Eli Lilly & Co., Pfizer Inc., and Johnson & Johnson were able to acquire positions on China’s first innovative medication catalog, creating a new market channel and increasing sales opportunities for expensive, cutting-edge therapies.
Officials in Guangzhou said on Sunday that a total of 19 medications were on the list, which is a list of medications recommended for commercial health care but considered too costly for state insurance. The medications treat a variety of illnesses, such as uncommon genetic abnormalities, cancer, and Alzheimer’s.
The addition of these medications may lessen the strain on state health insurance as China’s aging population raises demand for treatments for anything from diabetes and cancer to dementia.
It is also anticipated that a gradual shift to commercial insurance reimbursement will enable Chinese and international pharmaceutical companies to offer their products at a greater price, boosting profits that have long been repressed by significant price reductions mandated by the state program.
In order to be eligible, pharmaceutical companies bargained with government representatives for lower costs that would be made available to all private insurance.
The list included cancer medications from Pfizer, Johnson & Johnson, and Bristol-Myers Squibb Co. in addition to Eli Lilly’s Kisunla and Eisai Co.’s Leqembi, both of which treat Alzheimer’s. Numerous regional pharmaceutical companies, including five manufacturers of CAR-T cell treatments for cancer therapy, also secured places on the list. The only business with two drugs on the list is BeOne Medicines Ltd.
Average discounts were not immediately disclosed by the government. According to earlier local media reports, the cutbacks were between 15% and 50%, which is less than the 60% cuts typically necessary for participation in the national reimbursement medication list, or NRDL.
With 95% of its 1.4 billion citizens covered by the state insurance system, China has long utilized its negotiating muscle to demand significant concessions in exchange for NRDL volume. While some multinational corporations, such as AstraZeneca Plc and Novartis AG, adopted the NRDL approach, others shied away from it in favor of concentrating on out-of-pocket or private insurance clients, which account for a small portion of the market.
Additionally, new and costly medications from regional companies, such CAR-T cell treatments, were not covered by the unstated price cap. Chinese biotech companies have long advocated for payment changes due to their narrow profit margins.
The goal of the new catalog is to increase the contribution of commercial insurance to the financing of novel medications. It is unclear how it will affect the earnings and profitability of pharmaceutical companies.

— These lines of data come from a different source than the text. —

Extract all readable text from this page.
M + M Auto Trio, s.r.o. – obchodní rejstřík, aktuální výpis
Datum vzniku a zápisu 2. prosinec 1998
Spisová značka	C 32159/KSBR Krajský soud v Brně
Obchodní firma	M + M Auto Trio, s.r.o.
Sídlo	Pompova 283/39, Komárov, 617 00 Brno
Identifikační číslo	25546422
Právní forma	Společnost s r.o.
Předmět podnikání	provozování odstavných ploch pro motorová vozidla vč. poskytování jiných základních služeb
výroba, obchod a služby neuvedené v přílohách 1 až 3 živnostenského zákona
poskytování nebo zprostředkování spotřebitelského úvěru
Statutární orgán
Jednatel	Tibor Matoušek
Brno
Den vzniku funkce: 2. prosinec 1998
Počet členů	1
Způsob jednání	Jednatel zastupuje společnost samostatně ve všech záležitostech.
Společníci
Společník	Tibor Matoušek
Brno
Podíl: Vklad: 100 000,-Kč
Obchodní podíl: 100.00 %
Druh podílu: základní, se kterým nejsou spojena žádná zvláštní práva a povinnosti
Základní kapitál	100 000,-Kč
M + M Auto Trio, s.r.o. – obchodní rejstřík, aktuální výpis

The 121 medications that were first taken into consideration for the catalog, which was subsequently reduced, included both domestic and international pharmaceutical companies. Analysts at Macquarie Securities, lead by Tony Ren, anticipate that the catalog would expand to 300 medications by 2027, even if this year’s final list could be insufficient to change the market.
Before the announcement, they noted, “Commercial healthcare insurance might be an excellent answer to the existing inadequacies of a single-payer NRDL system.”
Alongside the most recent NRDL update, which included 114 new medications, including Lilly’s diabetic medication Mounjaro, was the drug catalog. Both go into effect on January 1.